Child Trends, a research center that gives insights on the well-being of youths, indicated in a recent report one in 14 children face the byproducts of an incarcerated parent. That’s more than 5 million U.S. kids, or almost 7 percent, according to Reuters.
Circumstances are worse for poor and minority children.
“The 20-page report indicates that when it comes to black children, the number who have had an incarcerated parent rises to one in nine, and poor children are three times more likely to have had an incarcerated parent than children from higher income households,” Melanie Eversley wrote for USA Today. “Rural children are more likely than urban children to have had an incarcerated parent, the report says.”
USA Today noted prior estimates pale in comparison to those in Child Trends’ report. Deborah Jiang-Stein, founder of the unPrison Project, told USA Today that 10 years ago, 60,000 children had an incarcerated parent.
A 2007 estimate put the number of children in the same circumstance at 1.7 million — or 2 percent, Reuters’ report stated.
Jiang-Stein cited an increase in the rate of incarcerated mothers for the spike, according to USA Today.
Nash Jenkins wrote for Time the study hoped to examine “both the prevalence of parental incarceration and child outcomes associated with it.”
Those outcomes make up a long list, Jared Keller wrote for Pacific Standard. Child Trends’ report mentions physical and psychological problems plaguing children for their entire lives when a parent spends time in prison.
The development of these children in important life stages is at stake.
“The causes of this trauma are varied, but in all cases the incarceration means a child is far more likely to experience additional adversity in the crucial years of their development,” Pacific Standard indicated. “More than half of children who have seen a parent go to prison have also lived with someone with a substance abuse problem (compared to less than 10 percent of those without a parent in prison). Nearly 60 percent also saw their parents divorce … Finally, more than a third witnessed domestic violence.”

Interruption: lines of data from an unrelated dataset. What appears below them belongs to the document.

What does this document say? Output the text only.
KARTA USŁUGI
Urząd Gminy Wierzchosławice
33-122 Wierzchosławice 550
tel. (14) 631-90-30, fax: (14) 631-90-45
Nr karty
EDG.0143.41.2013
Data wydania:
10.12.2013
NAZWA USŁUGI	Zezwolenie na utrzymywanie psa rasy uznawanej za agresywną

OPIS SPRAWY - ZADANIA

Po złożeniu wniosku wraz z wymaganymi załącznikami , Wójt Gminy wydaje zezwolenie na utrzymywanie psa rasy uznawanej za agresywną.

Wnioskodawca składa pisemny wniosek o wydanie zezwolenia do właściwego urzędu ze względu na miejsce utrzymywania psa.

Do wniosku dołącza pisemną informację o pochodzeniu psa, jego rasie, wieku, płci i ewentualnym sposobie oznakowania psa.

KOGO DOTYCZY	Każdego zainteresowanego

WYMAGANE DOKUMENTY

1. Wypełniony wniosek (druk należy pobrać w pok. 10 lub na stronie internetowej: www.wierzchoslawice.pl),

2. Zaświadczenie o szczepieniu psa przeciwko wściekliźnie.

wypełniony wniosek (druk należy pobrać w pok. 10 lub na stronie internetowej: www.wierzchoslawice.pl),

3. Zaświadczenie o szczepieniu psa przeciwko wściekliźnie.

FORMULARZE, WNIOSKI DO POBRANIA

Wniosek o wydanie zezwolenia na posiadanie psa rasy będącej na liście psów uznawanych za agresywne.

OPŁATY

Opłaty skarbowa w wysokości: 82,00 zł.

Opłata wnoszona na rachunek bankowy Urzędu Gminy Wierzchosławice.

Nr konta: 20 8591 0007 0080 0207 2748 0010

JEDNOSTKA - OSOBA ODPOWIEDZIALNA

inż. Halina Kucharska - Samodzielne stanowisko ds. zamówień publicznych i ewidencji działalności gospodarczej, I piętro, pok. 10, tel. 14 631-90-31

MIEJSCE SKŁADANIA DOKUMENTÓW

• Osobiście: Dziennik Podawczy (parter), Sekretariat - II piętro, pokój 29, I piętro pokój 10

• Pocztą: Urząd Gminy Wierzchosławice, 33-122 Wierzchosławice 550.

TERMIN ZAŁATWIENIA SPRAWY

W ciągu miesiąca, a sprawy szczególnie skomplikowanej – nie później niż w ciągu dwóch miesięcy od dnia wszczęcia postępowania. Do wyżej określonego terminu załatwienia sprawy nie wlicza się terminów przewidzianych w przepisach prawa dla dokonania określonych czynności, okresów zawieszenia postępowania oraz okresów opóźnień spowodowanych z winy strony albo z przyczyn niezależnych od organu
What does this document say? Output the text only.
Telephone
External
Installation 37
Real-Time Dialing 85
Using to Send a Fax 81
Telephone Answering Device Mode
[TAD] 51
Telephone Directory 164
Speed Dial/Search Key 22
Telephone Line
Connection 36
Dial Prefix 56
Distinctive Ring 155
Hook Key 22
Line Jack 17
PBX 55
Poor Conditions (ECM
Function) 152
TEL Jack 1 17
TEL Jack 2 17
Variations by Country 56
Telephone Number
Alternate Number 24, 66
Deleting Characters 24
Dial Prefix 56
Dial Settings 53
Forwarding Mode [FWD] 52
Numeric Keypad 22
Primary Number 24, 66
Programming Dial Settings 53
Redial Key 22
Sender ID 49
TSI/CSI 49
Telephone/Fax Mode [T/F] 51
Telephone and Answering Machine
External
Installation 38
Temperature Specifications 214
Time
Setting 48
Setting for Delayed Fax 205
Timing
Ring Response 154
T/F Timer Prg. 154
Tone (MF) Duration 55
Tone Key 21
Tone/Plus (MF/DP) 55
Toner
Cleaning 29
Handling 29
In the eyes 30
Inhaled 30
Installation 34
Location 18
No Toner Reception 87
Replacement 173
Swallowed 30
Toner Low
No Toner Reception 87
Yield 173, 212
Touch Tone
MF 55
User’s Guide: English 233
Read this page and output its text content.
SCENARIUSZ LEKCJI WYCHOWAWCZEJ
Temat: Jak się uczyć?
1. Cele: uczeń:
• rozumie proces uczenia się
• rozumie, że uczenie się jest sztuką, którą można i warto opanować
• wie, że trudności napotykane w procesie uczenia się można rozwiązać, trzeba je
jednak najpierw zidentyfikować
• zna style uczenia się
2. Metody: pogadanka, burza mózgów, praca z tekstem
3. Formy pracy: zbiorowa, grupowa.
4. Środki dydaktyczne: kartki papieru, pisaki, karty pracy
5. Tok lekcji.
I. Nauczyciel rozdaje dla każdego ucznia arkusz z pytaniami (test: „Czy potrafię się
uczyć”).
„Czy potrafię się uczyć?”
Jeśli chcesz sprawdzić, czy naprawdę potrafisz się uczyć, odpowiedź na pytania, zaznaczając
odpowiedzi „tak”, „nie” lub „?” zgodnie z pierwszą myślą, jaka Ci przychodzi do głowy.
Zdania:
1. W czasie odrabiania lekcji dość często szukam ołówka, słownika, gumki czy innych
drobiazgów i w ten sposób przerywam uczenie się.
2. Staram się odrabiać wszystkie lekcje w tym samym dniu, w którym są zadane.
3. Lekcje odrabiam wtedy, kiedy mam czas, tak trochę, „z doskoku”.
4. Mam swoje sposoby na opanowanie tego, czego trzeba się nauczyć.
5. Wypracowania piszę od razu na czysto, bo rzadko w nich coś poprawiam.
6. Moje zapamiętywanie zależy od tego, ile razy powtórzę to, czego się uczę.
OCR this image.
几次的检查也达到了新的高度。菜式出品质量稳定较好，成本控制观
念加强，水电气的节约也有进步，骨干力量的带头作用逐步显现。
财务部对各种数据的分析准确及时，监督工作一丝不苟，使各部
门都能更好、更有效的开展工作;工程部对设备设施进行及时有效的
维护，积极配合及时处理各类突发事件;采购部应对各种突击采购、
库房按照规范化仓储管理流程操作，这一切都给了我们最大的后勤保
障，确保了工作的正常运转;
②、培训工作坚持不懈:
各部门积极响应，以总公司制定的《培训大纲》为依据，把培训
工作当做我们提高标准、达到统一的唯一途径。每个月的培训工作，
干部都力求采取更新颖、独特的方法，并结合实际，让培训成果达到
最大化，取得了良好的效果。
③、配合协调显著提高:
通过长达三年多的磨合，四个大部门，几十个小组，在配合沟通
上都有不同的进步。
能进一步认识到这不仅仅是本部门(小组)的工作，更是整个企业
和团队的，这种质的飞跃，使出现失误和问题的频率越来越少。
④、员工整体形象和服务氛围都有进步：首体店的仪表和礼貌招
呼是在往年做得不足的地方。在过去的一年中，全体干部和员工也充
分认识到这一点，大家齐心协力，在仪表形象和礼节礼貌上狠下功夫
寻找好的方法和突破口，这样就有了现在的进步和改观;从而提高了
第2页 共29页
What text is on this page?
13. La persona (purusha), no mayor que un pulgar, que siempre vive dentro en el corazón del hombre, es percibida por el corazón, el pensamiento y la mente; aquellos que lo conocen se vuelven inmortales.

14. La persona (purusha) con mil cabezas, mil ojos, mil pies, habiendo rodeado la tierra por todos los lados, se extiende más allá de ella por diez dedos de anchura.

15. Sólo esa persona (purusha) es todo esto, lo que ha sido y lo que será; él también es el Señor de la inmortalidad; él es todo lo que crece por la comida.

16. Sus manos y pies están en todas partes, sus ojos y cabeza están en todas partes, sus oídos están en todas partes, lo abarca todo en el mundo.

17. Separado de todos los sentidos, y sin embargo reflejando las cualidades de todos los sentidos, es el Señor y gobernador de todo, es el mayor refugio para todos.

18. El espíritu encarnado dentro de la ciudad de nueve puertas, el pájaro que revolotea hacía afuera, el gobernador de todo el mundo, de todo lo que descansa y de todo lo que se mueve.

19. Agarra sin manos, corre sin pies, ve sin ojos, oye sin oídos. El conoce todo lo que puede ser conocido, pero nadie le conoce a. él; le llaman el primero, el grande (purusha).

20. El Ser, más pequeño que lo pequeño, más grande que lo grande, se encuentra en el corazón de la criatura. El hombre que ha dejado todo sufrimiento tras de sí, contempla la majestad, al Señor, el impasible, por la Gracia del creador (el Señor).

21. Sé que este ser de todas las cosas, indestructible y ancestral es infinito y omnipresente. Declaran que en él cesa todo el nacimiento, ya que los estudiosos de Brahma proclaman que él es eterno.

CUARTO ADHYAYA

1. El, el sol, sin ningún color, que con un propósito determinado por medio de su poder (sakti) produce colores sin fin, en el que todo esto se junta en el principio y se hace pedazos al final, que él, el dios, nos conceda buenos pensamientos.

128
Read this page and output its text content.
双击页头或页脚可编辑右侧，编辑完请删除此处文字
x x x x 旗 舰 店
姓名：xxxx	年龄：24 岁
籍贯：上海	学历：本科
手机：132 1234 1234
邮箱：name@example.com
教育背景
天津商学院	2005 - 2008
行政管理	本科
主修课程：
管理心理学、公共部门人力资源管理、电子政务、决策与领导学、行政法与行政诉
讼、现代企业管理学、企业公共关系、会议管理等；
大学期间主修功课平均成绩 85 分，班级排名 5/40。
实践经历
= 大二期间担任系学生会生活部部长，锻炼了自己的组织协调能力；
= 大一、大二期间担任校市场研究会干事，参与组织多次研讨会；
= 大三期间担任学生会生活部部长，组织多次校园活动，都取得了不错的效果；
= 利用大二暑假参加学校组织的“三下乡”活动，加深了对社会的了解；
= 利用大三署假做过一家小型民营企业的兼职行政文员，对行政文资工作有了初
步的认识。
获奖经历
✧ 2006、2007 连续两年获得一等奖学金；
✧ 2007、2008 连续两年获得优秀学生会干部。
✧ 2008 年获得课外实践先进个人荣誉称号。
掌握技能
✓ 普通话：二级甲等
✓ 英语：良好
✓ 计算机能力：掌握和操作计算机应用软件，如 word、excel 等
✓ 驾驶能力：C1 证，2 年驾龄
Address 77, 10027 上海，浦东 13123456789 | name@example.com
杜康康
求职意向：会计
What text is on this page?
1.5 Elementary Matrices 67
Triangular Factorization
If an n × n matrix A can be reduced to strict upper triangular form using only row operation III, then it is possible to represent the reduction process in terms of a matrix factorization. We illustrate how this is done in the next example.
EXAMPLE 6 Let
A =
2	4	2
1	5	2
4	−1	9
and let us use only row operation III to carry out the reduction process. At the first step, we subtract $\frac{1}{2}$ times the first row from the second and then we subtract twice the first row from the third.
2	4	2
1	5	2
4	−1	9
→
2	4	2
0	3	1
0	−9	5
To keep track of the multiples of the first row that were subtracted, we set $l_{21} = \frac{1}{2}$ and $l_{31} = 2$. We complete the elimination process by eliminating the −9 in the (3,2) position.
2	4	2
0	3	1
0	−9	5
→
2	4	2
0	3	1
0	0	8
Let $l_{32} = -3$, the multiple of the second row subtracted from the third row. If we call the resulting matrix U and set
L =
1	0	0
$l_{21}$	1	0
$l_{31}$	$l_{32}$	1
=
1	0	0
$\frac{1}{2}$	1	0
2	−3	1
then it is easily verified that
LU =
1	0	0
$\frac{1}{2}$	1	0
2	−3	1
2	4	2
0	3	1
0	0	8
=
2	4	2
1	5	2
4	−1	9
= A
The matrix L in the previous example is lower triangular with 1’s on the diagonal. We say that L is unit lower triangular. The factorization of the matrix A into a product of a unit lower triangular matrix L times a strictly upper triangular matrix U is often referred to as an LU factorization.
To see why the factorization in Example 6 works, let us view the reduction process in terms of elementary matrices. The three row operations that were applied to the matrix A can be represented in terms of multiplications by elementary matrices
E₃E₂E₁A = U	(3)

When mothers are imprisoned, in particular, their absence makes their children “demonstrate depression, anxiety and rule-breaking behavior,” a Child Trends report on the study read. Kids in this category grapple with larger odds of dropping out of school, being suspended and doing poorly in school than their peers without a parent in prison.
In addition, Child Trends noted visiting inmate mothers proves more difficult for a few reasons. Children’s new caretakers might not be able to take them to see their moms.
And distance is a larger factor than with dads in prison.
“Because women’s prisons are more scarce than men’s, incarcerated women tend to be farther away from their families; these distances can make it difficult for the current caretaker to arrange visits,” according to Child Trends.
According to USA Today, Child Trends listed methods to keep kids of prison-occupying parents from facing such dire odds. Reducing the stigma of having a parent who is incarcerated, improving communication between incarcerated parents and their children, and making prison visits less stressful could all combat the issue.
Child Trends’ piece detailed another step to solving the problem: prison nurseries.
“Prison nurseries have even been developed for mothers who have their children while in prison, where they can raise their children for a limited period of time,” Child Trends reported. “Prison nurseries may reduce the chance that the mother returns to prison.”